Despite being much smaller and weaker than Paul, Stu’s anger was so intense that it gave him extra strength. ‘He could become really hysterical when he was angry,’ says Astrid. The fight was something to do with Astrid, something Paul had said about her, but no one remembers the details.
The relationship between Paul and Stu, the petty jealousies and rows, is not too difficult to explain. In a way, they were both competing for John’s attention. Paul had had it for a couple of years, until Stu came along. Stu was obviously very talented, more mature, more in touch. Even Michael McCartney, Paul’s younger brother, remembers how in Liverpool Paul had been a bit jealous of Stu.
The relationship between five Teds from Liverpool and a group of intellectual Hamburg students is harder to explain. They were highly fashionable in their clothes as well as in their thoughts. Klaus and Jurgen had their hair brushed forward in the French style as it was then called. But the Beatles had a rough, natural, undisciplined vitality which they were attracted to.
The exis had nicknames for them all – John was the Sidie Man, George the Beautiful One and Paul the Baby One. The name Beatles, in German, had had everyone amused from the minute they arrived. ‘The Peedles’, was how they pronounced it. This in German is also a small-boy vulgarity, meaning cock or John Thomas.
The Beatles now had two devoted sets of followers, the rockers and the exis. Their original six-week contract was extended several times by popular demand. Christmas was approaching and they’d been in Hamburg nearly five months. They were scheming to get into an even bigger and better club, the Top Ten.

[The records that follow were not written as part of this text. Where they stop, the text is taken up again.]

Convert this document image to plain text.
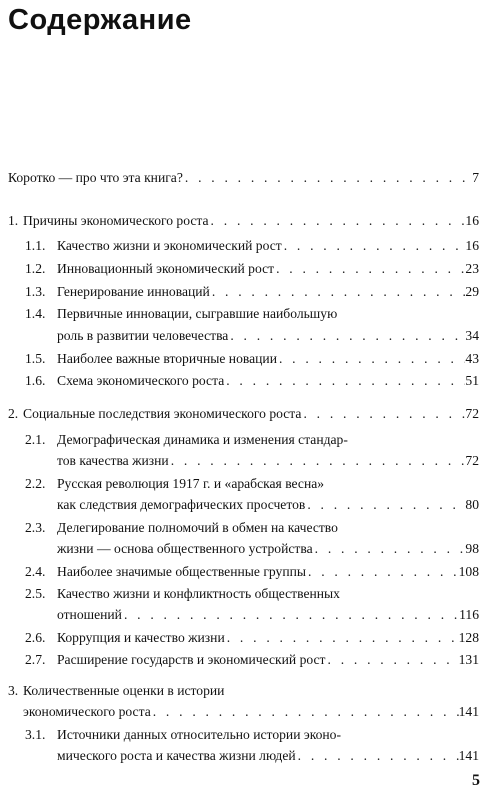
Содержание
Коротко — про что эта книга? . . .	7
1. Причины экономического роста . . .	16
1.1. Качество жизни и экономический рост . . .	16
1.2. Инновационный экономический рост . . .	23
1.3. Генерирование инноваций . . .	29
1.4. Первичные инновации, сыгравшие наибольшую
роль в развитии человечества . . .	34
1.5. Наиболее важные вторичные новации . . .	43
1.6. Схема экономического роста . . .	51
2. Социальные последствия экономического роста . . .	72
2.1. Демографическая динамика и изменения стандар-
тов качества жизни . . .	72
2.2. Русская революция 1917 г. и «арабская весна»
как следствия демографических просчетов . . .	80
2.3. Делегирование полномочий в обмен на качество
жизни — основа общественного устройства . . .	98
2.4. Наиболее значимые общественные группы . . .	108
2.5. Качество жизни и конфликтность общественных
отношений . . .	116
2.6. Коррупция и качество жизни . . .	128
2.7. Расширение государств и экономический рост . . .	131
3. Количественные оценки в истории
экономического роста . . .	141
3.1. Источники данных относительно истории эконо-
мического роста и качества жизни людей . . .	141
5
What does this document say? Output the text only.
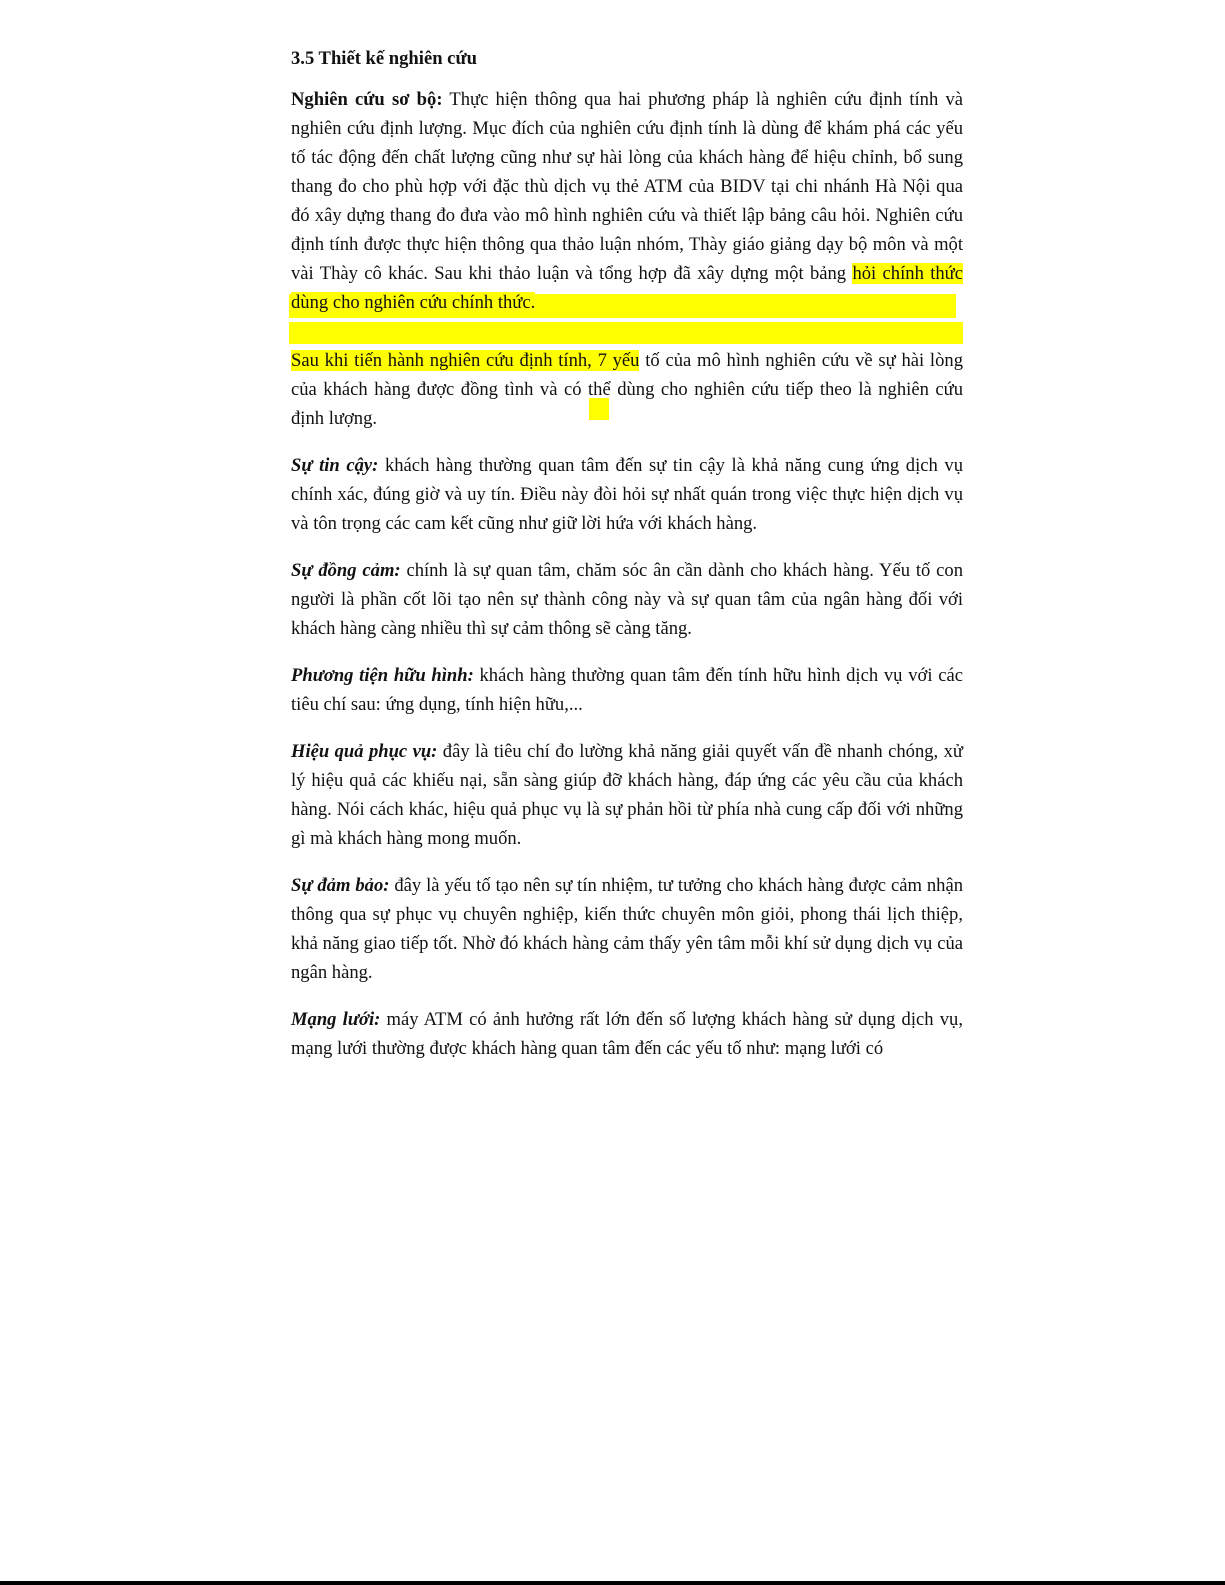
3.5 Thiết kế nghiên cứu

Nghiên cứu sơ bộ: Thực hiện thông qua hai phương pháp là nghiên cứu định tính và nghiên cứu định lượng. Mục đích của nghiên cứu định tính là dùng để khám phá các yếu tố tác động đến chất lượng cũng như sự hài lòng của khách hàng để hiệu chỉnh, bổ sung thang đo cho phù hợp với đặc thù dịch vụ thẻ ATM của BIDV tại chi nhánh Hà Nội qua đó xây dựng thang đo đưa vào mô hình nghiên cứu và thiết lập bảng câu hỏi. Nghiên cứu định tính được thực hiện thông qua thảo luận nhóm, Thày giáo giảng dạy bộ môn và một vài Thày cô khác. Sau khi thảo luận và tổng hợp đã xây dựng một bảng hỏi chính thức dùng cho nghiên cứu chính thức.

Sau khi tiến hành nghiên cứu định tính, 7 yếu tố của mô hình nghiên cứu về sự hài lòng của khách hàng được đồng tình và có thể dùng cho nghiên cứu tiếp theo là nghiên cứu định lượng.

Sự tin cậy: khách hàng thường quan tâm đến sự tin cậy là khả năng cung ứng dịch vụ chính xác, đúng giờ và uy tín. Điều này đòi hỏi sự nhất quán trong việc thực hiện dịch vụ và tôn trọng các cam kết cũng như giữ lời hứa với khách hàng.

Sự đồng cảm: chính là sự quan tâm, chăm sóc ân cần dành cho khách hàng. Yếu tố con người là phần cốt lõi tạo nên sự thành công này và sự quan tâm của ngân hàng đối với khách hàng càng nhiều thì sự cảm thông sẽ càng tăng.

Phương tiện hữu hình: khách hàng thường quan tâm đến tính hữu hình dịch vụ với các tiêu chí sau: ứng dụng, tính hiện hữu,...

Hiệu quả phục vụ: đây là tiêu chí đo lường khả năng giải quyết vấn đề nhanh chóng, xử lý hiệu quả các khiếu nại, sẵn sàng giúp đỡ khách hàng, đáp ứng các yêu cầu của khách hàng. Nói cách khác, hiệu quả phục vụ là sự phản hồi từ phía nhà cung cấp đối với những gì mà khách hàng mong muốn.

Sự đảm bảo: đây là yếu tố tạo nên sự tín nhiệm, tư tưởng cho khách hàng được cảm nhận thông qua sự phục vụ chuyên nghiệp, kiến thức chuyên môn giỏi, phong thái lịch thiệp, khả năng giao tiếp tốt. Nhờ đó khách hàng cảm thấy yên tâm mỗi khí sử dụng dịch vụ của ngân hàng.

Mạng lưới: máy ATM có ảnh hưởng rất lớn đến số lượng khách hàng sử dụng dịch vụ, mạng lưới thường được khách hàng quan tâm đến các yếu tố như: mạng lưới có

Once they realized they were a success in the Kaiserkeller, they wanted to branch out into a bigger club.
They asked the manager of the Top Ten, Peter Eckhorn, for an audition. ‘I liked them and offered them a contract.’ Then George was told that he would have to leave the country.
‘At all clubs,’ says George, ‘they used to read out a notice every night saying that all people under 18 had to leave. Someone eventually realized I was only 17, without a work permit or a resident
permit. So I had to leave. I had to go home on my own. I felt terrible.’
Astrid and Stu drove him to the station, got him his ticket and a place on the train. ‘He was just standing there,’ says Astrid. ‘Little George, all lost. I gave him a big bag of sweets and some apples.
He threw his arms round me and Stu, which was the sort of demonstrative thing they never did.’
The other four had moved to the Top Ten but had done only one night when more trouble struck them.
‘Paul and I were clearing out of the Bambi,’ says Pete Best. ‘John and Stu had already moved their things into the Top Ten. We were getting a light on to see what we were doing and we must have started a fire. It wasn’t much, but the police threw us in jail for three hours and then said we were to be deported as well.’ Which left John and Stu.
‘John appeared a day or so later at my house,’ says Astrid. ‘He said he was going home as well because his work permit had been taken away. He said he’d sold some of his clothes to buy his ticket.’
‘It was terrible,’ says John. ‘Setting off home on my own. I had my amp on my back, scared stiff I was going to get it pinched. I hadn’t paid for it. I was convinced I’d never find England.’
Eventually Stu was told that he too would have to leave. The real reasons for all their deportations, apart from George obviously being under age, were never really clear. Perhaps there was a bit of inter-club rivalry.
Stu was the only one who came home in any style. He flew back to Liverpool. He’d had a touch of tonsillitis. Astrid didn’t want him to get worse on a long journey by land and sea, so she’d given him his air fare.
The others dragged themselves back to Liverpool under their own steam. What had been the greatest experience of their careers so far had ended in pathos and squalor.
They got home, in ones and twos, broke and in tatters, dejected and dispirited. They didn’t see each other or make any contact for some time. They even wondered if the Beatles would ever get going again.